Sepanjang perjalanan Fahri terus memikirkan Aisyah. Ia pun membawa mobil dengan kecepatan dia atas rata-rata. Sambil sesekali memijat pelipisnya.
“Aku mohon, Aisyah. Percayalah padaku.”
Kini sampailah ia di rumah keluarga Aisyah. Memarkir mobilnya di halaman, kemudian dengan langkah pasti ia menuju pintu masuk rumah Aisyah. Ia tidak sabar untuk segera bertemu.
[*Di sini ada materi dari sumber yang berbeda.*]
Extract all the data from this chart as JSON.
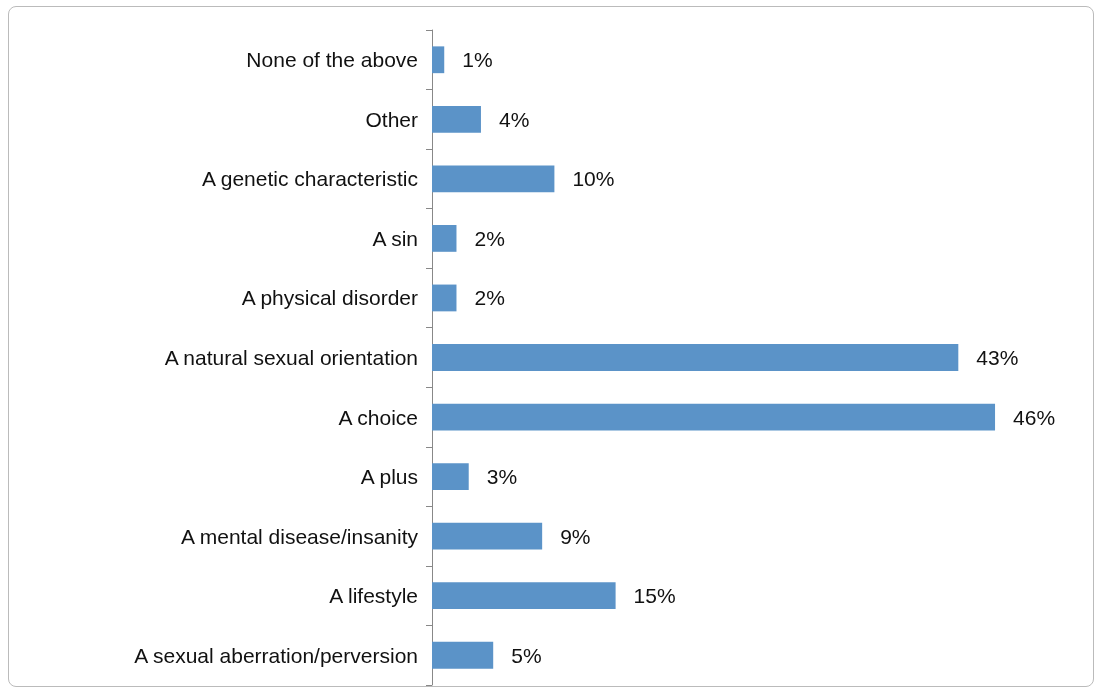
{
  "chart_data": {
    "type": "bar",
    "orientation": "horizontal",
    "categories": [
      "None of the above",
      "Other",
      "A genetic characteristic",
      "A sin",
      "A physical disorder",
      "A natural sexual orientation",
      "A choice",
      "A plus",
      "A mental disease/insanity",
      "A lifestyle",
      "A sexual aberration/perversion"
    ],
    "values": [
      1,
      4,
      10,
      2,
      2,
      43,
      46,
      3,
      9,
      15,
      5
    ],
    "value_labels": [
      "1%",
      "4%",
      "10%",
      "2%",
      "2%",
      "43%",
      "46%",
      "3%",
      "9%",
      "15%",
      "5%"
    ],
    "color": "#5b93c8"
  }
}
“Asalamualaikum,” ucapnya ketika memasuki ruang tamu.
Matanya langsung menyapu seluruh ruangan. Berharap seseorang yang sangat ia ingin temui ada di sana. Namun nihil, Fahri justru mendapat tamparan keras dari Doni.
“Apa-apaan kamu, Fahri!” teriak Doni setelah melayangkan tangannya pada rahang Fahri.
Fahri yang tidak bisa menyeimbangkan tubuhnya terdorong sambil memegangi pipinya yang cukup terasa panas. Fanny yang melihat kejadian itu langsung menghampiri Fahri.
“Kamu gak apa, Nak?” ucapnya sambil mengelus pipi putranya. Ia sebenarnya juga merasa kecewa, tetapi juga tak tega melihat anaknya seperti ini.
“Kamu apa-apaan, Mas! Kan bisa dibicarakan baik-baik dulu.” Kini Fanny beralih menatap Doni.
“Anak seperti dia mana bisa diajak bicara baik-baik. Sudah seperti ini mau apa lagi? Kelewatan kamu, Fahri! Bikin malu keluarga saja!” bentak Doni yang sudah diselimuti amarah yang memuncak.
“Pah, Papah dengarkan dulu, dong penjelasan aku. Aku gak salah, Pah!” bela Fahri.
“Gak salah kamu bilang?! Kamu menghamili perempuan yang bukan istri kamu, masih berani bilang gak salah? Hah!”
Fanny pun beralih menghampiri Doni. Ia mengusap-usap punggung dan dada suaminya itu untuk menenangkan.
Sedangkan Fatimah dan Abimana masih melihat dengan duduk di sofa. Fatimah merasakan sedikit kecewa dengan apa yang terjadi. Tak disangka akan ada hal seperti ini menimpa rumah tangga putri kesayangannya yang bahkan baru hitungan hari.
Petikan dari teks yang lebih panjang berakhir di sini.